25 Feb, 2011, thalor wrote in the 1st comment:
Votes: 0
Hi I'm getting an error from the stock Lola codebase that I cannot see the problem with. I've managed to fix several other ones, but this one has me confused as to why it's popping up.

The error I get is:

gcc -Wall -g -DLINUX    -c -o language.o language.c
language.c: In function `translate':
language.c:293: parse error before `static'
make: *** [language.o] Error 1


Here is the code it is referring to: Can anyone spot what I'm not seeing?

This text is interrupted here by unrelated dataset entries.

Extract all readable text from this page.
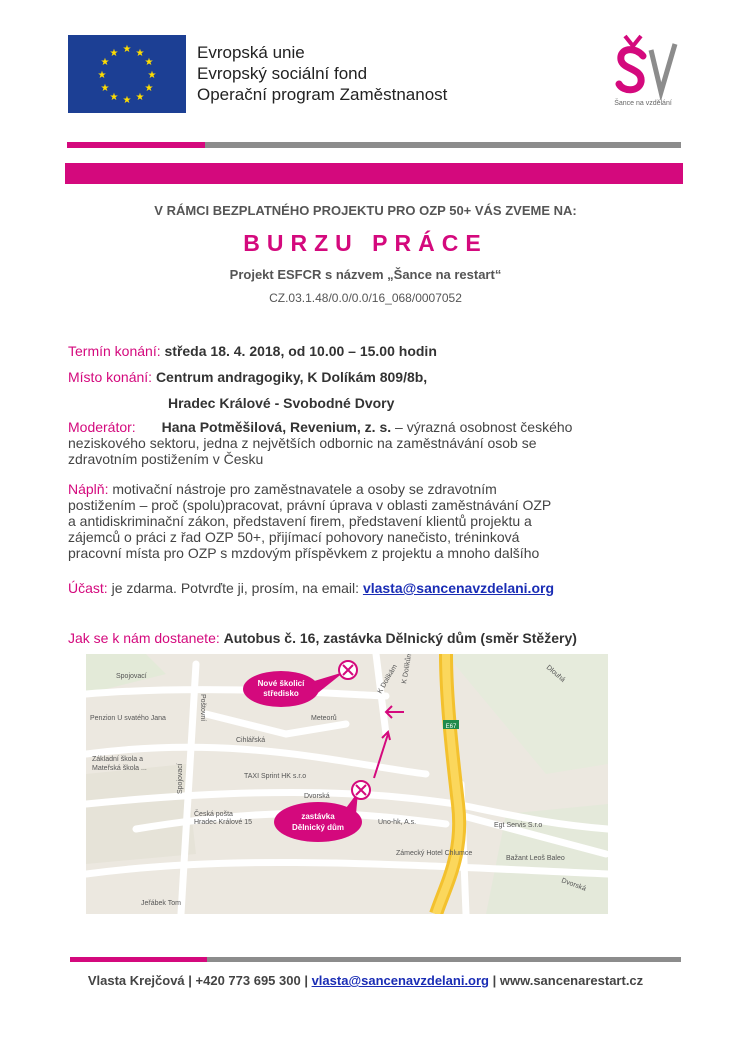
★ ★
★
★
★
★
★
★
★
★
★
★	Evropská unie
Evropský sociální fond
Operační program Zaměstnanost	Šance na vzdělání
V RÁMCI BEZPLATNÉHO PROJEKTU PRO OZP 50+ VÁS ZVEME NA:
BURZU PRÁCE
Projekt ESFCR s názvem „Šance na restart“
CZ.03.1.48/0.0/0.0/16_068/0007052
Termín konání: středa 18. 4. 2018, od 10.00 – 15.00 hodin
Místo konání: Centrum andragogiky, K Dolíkám 809/8b,
Hradec Králové - Svobodné Dvory
Moderátor: Hana Potměšilová, Revenium, z. s. – výrazná osobnost českého
neziskového sektoru, jedna z největších odbornic na zaměstnávání osob se
zdravotním postižením v Česku
Náplň: motivační nástroje pro zaměstnavatele a osoby se zdravotním
postižením – proč (spolu)pracovat, právní úprava v oblasti zaměstnávání OZP
a antidiskriminační zákon, představení firem, představení klientů projektu a
zájemců o práci z řad OZP 50+, přijímací pohovory nanečisto, tréninková
pracovní místa pro OZP s mzdovým příspěvkem z projektu a mnoho dalšího
Účast: je zdarma. Potvrďte ji, prosím, na email: vlasta@sancenavzdelani.org
Jak se k nám dostanete: Autobus č. 16, zastávka Dělnický dům (směr Stěžery)
E67
Spojovací
Penzion U svatého Jana
Základní škola a
Mateřská škola ...
Cihlářská
TAXI Sprint HK s.r.o
Česká pošta
Hradec Králové 15
Spojovací
Meteorů
Dvorská
K Dolíkám K Dolíkům
Uno-hk, A.s.
Zámecký Hotel Chlumce
Egt Servis S.r.o
Bažant Leoš Baleo
Dvorská
Jeřábek Tom
Dlouhá
Poštovní
Nové školicí
středisko
zastávka
Dělnický dům
Vlasta Krejčová | +420 773 695 300 | vlasta@sancenavzdelani.org | www.sancenarestart.cz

char *translate (CHAR_DATA *ch, char *text)
{
static char text2[MAX_STRING_LENGTH];
char *pName;
int iSyl;
int length;
int speak;

speak = (IS_NPC(ch) ? race_table[ch->race].language : ch->pcdata->speak);


static const struct syl_type syl_table[] =
{


Thanks!
25 Feb, 2011, Scandum wrote in the 2nd comment:
Votes: 0
You could try changing:
int speak;

speak = (IS_NPC(ch) ? race_table[ch->race].language : ch->pcdata->speak);


to

int speak = (IS_NPC(ch) ? race_table[ch->race].language : ch->pcdata->speak);


If that's not the problem I'm out of ideas.
25 Feb, 2011, thalor wrote in the 3rd comment:
Votes: 0
Thanks!
25 Feb, 2011, Runter wrote in the 4th comment:
Votes: 0
Looks like its related to assignment in declarations section (other than initialization). I've seen some compiles requiring that.
25 Feb, 2011, Kaz wrote in the 5th comment:
Votes: 0
In C, declarations (including definitions that have assignments) in a function must all come before statements. Your "speak = blah" line is not a declaration, so you may not declare anything else after that. Hence why the suggested fix worked: by making them all into declarations.
25 Feb, 2011, Vigud wrote in the 6th comment:
Votes: 0
In C89, declarations in a function must all come before statements. In C99 they don't.